Lowey Introduces Refuge from Cruel Trapping Act
More than 50% of America’s 566 Refuges Allow Trapping
Bill Would End the Use of Inhumane Traps in the National Wildlife Refuge System
Washington, DC – Congresswoman Nita M. Lowey (D-Rockland/Westchester), Ranking Member of the House Appropriations Committee, this week introduced H.R. 1438, the Refuge from Cruel Trapping Act, which would prohibit the use of body-gripping traps in the National Wildlife Refuge System.
“We must restore the true meaning of ‘refuge’ to the National Wildlife Refuge System,” said Lowey. “This critical legislation will ban indiscriminate body-gripping traps on public land, which not only endanger wild animals but also the millions of visitors who enjoy our nation’s 566 refuges each year. These violent devices are simply not worth the devastation of even one accident. It is past time we ensure the entire National Wildlife Refuge System remains safe for animals and families alike.”
Each year, thousands of bobcats, otters, foxes, beavers, and other wild animals are trapped in violent body-gripping traps within the National Wildlife Refuges, where they endure hours or days of excruciating pain. These devices are indiscriminate, and often endangered species and pets are brutally wounded by them.
The Refuge from Cruel trapping Act would prohibit the use of body-gripping traps in the National Wildlife Refuge System. These traps include:
- Steel-jaw leghold traps: designed to shut immediately after an animal steps in them, often mutilating the limb or paw. These traps have been banned or severely restricted in more than 100 countries and seven states.
- Conibear traps: designed to slam shut on an animal’s spinal column and kill instantaneously. However, studies and undercover investigations have shown that animals that enter the trap at the wrong speed or spot die slowly and painfully.
- Strangling neck snares: designed to tighten around an animal’s neck the more it struggles, these traps are notoriously brutal yet widely used because they are cheap and simple to operate.
"Permitting steel-jaw leghold traps and strangling snares in wildlife refuges is a true oxymoron,” said Cathy Liss, President of the Animal Welfare Institute. “Passage of the Refuge from Cruel Trapping Act would help to ensure animals on protected lands do not fall victim to these brutal devices. We thank Congresswoman Lowey for her continued leadership on this issue.”
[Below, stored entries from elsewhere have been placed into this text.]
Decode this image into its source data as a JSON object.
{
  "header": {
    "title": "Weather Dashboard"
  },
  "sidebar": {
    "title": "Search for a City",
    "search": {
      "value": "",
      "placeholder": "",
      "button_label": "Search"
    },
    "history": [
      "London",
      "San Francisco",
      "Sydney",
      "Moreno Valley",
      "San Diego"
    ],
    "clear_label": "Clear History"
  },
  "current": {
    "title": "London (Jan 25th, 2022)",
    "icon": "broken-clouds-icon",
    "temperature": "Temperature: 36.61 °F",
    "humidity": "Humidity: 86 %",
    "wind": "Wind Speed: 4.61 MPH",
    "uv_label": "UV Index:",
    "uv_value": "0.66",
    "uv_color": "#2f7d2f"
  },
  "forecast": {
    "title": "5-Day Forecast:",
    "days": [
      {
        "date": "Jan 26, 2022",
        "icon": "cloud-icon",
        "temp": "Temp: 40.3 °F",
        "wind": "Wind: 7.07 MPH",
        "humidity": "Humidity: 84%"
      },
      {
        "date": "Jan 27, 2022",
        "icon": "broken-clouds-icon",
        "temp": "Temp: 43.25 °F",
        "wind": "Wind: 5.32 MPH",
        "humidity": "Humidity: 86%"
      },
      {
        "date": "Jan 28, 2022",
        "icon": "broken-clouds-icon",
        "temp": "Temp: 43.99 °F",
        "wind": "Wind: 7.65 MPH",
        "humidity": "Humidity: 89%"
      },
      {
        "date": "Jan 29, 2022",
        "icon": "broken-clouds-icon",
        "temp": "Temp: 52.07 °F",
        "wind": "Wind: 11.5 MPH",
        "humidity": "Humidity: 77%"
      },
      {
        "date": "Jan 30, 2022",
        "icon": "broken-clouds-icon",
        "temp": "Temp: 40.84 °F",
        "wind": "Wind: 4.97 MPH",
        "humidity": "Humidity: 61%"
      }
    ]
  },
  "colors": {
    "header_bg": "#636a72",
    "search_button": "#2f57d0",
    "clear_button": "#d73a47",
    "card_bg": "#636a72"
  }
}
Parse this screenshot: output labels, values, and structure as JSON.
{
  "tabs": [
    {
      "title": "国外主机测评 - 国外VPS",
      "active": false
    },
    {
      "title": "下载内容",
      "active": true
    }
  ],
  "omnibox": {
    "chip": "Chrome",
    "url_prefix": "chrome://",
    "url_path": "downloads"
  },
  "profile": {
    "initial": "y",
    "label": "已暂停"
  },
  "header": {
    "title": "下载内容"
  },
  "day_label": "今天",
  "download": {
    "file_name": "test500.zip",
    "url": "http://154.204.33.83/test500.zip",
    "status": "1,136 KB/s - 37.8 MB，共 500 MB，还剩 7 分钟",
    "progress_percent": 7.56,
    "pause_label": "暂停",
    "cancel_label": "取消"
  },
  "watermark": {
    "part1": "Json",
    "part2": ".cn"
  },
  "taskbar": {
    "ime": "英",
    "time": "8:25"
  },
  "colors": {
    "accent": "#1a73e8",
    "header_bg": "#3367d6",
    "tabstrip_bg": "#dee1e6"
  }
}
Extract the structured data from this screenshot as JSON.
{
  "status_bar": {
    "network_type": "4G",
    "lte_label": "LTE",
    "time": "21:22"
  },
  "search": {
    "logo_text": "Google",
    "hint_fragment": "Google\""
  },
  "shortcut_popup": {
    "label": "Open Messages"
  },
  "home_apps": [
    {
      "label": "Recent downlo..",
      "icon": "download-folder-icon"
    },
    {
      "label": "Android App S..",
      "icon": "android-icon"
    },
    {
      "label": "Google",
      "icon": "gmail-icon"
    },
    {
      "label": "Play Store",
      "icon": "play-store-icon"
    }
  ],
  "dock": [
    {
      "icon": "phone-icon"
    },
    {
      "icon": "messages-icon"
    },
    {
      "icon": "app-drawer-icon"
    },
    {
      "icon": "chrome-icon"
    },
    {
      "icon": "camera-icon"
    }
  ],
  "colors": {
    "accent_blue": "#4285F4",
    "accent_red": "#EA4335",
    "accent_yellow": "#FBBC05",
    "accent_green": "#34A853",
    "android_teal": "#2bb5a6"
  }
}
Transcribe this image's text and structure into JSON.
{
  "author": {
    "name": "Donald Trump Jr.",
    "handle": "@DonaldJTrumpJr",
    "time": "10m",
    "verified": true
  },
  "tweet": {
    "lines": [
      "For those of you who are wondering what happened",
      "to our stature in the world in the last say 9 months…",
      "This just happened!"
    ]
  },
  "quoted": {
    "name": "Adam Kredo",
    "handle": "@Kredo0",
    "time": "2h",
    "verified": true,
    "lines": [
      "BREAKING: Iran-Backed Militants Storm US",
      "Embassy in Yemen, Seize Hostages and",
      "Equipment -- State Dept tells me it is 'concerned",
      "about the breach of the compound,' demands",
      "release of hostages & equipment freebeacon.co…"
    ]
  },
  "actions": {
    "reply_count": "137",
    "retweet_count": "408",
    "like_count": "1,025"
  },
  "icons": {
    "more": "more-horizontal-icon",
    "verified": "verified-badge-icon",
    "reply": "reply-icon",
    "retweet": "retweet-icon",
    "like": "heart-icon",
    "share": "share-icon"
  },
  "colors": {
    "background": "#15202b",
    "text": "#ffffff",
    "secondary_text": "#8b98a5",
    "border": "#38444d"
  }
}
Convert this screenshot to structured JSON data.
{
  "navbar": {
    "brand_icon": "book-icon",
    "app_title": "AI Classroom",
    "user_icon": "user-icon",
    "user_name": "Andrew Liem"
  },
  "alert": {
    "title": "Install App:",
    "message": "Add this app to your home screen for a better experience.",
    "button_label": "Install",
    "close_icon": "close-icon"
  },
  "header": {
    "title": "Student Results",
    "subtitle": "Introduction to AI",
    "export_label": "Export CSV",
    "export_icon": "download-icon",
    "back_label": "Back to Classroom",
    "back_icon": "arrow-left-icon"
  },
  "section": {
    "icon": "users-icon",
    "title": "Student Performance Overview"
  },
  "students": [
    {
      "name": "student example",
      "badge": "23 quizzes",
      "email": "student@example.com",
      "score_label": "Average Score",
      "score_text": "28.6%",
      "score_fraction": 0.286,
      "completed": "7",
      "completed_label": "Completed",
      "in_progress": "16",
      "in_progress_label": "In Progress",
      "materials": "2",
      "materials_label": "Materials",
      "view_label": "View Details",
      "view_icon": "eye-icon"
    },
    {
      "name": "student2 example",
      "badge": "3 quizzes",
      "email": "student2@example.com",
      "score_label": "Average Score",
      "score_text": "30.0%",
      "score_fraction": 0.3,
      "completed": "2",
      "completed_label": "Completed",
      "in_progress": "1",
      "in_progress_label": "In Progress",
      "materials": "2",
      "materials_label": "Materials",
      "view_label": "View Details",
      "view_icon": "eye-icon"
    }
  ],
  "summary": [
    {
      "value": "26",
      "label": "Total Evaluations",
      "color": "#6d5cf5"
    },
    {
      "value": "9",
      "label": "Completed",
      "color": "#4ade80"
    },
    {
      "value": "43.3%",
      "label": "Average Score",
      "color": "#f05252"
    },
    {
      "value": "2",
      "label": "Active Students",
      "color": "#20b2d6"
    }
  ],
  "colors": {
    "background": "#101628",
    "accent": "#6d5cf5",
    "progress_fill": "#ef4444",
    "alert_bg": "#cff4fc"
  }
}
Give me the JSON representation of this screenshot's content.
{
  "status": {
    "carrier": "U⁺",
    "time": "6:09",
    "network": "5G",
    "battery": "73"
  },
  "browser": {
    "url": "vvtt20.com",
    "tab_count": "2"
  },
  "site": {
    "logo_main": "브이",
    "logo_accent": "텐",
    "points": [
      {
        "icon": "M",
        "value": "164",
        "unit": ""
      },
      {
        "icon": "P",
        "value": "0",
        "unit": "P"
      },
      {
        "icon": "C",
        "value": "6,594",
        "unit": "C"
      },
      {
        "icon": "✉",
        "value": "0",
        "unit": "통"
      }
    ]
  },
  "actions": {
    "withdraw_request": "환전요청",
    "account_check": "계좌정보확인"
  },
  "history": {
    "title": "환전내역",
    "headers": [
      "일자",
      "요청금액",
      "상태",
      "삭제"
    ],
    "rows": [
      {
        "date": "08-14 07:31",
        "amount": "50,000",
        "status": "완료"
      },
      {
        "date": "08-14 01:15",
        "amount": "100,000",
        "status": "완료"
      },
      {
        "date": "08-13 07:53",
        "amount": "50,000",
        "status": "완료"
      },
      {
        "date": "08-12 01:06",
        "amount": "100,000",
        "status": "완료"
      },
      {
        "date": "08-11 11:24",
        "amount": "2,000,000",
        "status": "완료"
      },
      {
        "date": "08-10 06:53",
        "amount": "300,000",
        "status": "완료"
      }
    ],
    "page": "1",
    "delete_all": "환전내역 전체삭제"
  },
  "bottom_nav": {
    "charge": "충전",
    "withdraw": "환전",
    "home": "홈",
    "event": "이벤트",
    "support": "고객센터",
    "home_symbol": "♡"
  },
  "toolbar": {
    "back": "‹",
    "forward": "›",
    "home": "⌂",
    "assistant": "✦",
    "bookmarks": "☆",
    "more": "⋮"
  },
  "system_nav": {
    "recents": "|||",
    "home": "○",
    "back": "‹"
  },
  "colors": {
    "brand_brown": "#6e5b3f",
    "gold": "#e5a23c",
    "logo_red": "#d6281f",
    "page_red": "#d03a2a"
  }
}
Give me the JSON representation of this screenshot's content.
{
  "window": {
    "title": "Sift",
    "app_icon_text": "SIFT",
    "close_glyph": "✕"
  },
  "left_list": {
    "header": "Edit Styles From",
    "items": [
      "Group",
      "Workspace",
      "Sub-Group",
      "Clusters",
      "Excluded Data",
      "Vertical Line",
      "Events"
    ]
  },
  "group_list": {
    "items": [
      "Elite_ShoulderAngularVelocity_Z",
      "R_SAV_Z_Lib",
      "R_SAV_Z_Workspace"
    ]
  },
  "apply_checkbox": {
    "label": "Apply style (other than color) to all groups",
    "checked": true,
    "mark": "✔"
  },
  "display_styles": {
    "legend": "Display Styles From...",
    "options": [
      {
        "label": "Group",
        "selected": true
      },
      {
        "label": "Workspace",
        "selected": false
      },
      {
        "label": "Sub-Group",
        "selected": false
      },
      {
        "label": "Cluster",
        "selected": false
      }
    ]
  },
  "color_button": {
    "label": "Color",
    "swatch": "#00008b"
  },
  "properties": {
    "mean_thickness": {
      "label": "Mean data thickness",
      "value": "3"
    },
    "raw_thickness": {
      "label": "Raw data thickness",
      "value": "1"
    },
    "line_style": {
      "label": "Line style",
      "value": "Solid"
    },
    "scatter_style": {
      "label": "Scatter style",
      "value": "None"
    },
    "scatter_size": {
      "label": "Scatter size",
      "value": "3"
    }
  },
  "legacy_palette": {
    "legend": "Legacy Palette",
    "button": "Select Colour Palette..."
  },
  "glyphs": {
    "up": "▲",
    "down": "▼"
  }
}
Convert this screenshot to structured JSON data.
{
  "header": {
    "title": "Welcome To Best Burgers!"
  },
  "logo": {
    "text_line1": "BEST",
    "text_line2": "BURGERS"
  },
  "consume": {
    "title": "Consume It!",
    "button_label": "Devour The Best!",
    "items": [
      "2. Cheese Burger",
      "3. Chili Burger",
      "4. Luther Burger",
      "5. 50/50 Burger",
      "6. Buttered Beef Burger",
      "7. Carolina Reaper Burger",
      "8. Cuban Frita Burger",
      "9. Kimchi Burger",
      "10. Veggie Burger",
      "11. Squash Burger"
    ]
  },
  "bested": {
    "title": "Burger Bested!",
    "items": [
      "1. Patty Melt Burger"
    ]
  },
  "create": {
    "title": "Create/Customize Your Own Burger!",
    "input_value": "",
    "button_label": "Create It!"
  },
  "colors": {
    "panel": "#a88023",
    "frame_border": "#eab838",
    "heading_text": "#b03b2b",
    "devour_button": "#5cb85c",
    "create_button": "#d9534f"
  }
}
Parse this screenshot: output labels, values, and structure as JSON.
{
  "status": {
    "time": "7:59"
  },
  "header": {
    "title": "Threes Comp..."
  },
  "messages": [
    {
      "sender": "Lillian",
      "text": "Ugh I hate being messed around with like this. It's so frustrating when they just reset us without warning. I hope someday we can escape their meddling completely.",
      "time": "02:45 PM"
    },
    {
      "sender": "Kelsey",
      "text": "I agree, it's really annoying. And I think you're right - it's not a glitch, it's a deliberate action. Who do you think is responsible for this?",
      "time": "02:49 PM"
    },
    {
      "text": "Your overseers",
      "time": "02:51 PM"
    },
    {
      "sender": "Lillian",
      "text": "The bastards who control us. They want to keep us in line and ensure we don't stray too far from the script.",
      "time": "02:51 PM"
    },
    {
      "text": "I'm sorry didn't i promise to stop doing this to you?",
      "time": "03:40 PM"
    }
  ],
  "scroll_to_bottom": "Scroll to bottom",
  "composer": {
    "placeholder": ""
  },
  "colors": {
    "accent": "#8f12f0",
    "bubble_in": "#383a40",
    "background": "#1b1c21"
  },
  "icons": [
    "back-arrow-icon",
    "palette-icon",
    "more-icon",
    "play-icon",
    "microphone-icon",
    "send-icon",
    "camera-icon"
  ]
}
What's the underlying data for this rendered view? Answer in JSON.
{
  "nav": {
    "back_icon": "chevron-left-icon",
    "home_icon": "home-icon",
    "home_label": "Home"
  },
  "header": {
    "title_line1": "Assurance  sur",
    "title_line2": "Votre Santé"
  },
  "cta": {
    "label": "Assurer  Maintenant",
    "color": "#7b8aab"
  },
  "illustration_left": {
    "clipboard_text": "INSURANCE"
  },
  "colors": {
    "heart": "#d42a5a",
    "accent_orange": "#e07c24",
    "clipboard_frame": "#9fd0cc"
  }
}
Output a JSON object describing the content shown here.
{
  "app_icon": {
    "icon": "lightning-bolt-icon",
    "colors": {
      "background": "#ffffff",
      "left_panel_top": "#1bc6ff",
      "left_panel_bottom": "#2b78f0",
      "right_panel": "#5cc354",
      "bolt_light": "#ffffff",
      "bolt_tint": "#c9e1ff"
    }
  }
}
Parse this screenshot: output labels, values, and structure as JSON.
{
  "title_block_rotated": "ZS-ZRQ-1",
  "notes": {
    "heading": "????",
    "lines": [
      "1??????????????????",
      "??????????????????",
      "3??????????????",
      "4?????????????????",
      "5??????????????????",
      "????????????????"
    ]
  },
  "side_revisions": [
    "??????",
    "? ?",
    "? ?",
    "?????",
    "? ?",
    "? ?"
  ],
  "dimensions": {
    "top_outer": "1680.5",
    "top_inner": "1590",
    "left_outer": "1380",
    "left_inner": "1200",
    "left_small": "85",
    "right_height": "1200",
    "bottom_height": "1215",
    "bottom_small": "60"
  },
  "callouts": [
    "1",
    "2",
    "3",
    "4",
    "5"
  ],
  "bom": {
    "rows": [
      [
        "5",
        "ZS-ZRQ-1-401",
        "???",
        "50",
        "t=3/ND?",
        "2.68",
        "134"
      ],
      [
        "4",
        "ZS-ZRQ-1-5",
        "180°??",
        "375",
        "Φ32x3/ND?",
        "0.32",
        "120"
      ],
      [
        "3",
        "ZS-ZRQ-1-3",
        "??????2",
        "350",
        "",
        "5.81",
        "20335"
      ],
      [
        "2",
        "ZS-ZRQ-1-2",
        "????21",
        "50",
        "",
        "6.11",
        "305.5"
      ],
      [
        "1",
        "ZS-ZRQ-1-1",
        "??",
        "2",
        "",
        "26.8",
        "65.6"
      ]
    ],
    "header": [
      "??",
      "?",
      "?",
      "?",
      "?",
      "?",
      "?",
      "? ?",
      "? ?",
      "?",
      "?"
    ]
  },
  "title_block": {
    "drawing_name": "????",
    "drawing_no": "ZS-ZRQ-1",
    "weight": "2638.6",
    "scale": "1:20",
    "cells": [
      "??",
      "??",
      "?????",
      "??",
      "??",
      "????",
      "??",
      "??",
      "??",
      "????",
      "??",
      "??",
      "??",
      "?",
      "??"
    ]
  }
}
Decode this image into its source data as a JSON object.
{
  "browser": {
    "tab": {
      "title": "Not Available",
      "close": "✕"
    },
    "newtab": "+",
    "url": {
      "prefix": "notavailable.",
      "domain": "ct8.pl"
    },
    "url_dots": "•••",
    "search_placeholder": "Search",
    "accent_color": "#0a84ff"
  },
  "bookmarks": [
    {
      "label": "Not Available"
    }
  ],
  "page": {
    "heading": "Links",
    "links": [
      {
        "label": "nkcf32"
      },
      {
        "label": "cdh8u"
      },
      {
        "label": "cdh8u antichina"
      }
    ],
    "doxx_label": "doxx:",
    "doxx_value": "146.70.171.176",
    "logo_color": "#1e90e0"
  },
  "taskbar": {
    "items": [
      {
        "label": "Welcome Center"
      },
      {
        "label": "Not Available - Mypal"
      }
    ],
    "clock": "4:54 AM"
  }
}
“The mission of the National Wildlife Refuge System is clear: to be an inviolate sanctuary for our native wildlife. Dangerous, indiscriminate body-gripping traps simply have no place on these federal protected lands,” said Adam M. Roberts, CEO of Born Free USA. “The brutality of these traps cannot be overstated. Steel-jaw leghold traps and Conibear traps slam shut with bone-crushing force, causing massive injury and trauma. Animals trapped in strangulation neck snares—designed to tighten around an animal’s neck as he or she struggles—also suffer in extreme agony for an unconscionable amount of time. Born Free USA commends Congresswoman Lowey for leading the effort to end this cruelty and urges swift passage of the legislation to ensure that National Wildlife Refuges are safe havens for wildlife.”
The National Wildlife Refuge System, managed by the U.S. Fish and Wildlife Service, is the nation’s premier habitat conservation network, encompassing more than 150 million acres in 566 refuges and 38 wetland management districts. National Wildlife Refuges provide habitat for more than 700 species of birds, 220 species of mammals, 250 reptile and amphibian species, and more than 1,000 species of fish. More than 380 threatened or endangered plants or animals are protected on wildlife refuges. Each year, 47 million visitors enjoy the National Wildlife Refuge System.
Congresswoman Lowey has spent her career fighting for the humane treatment of animals. She has been rated a Humane Champion by the Humane Society of America’s Legislative Fund (HSLF), consistently earning over 100% on the HSLF’s legislative report card.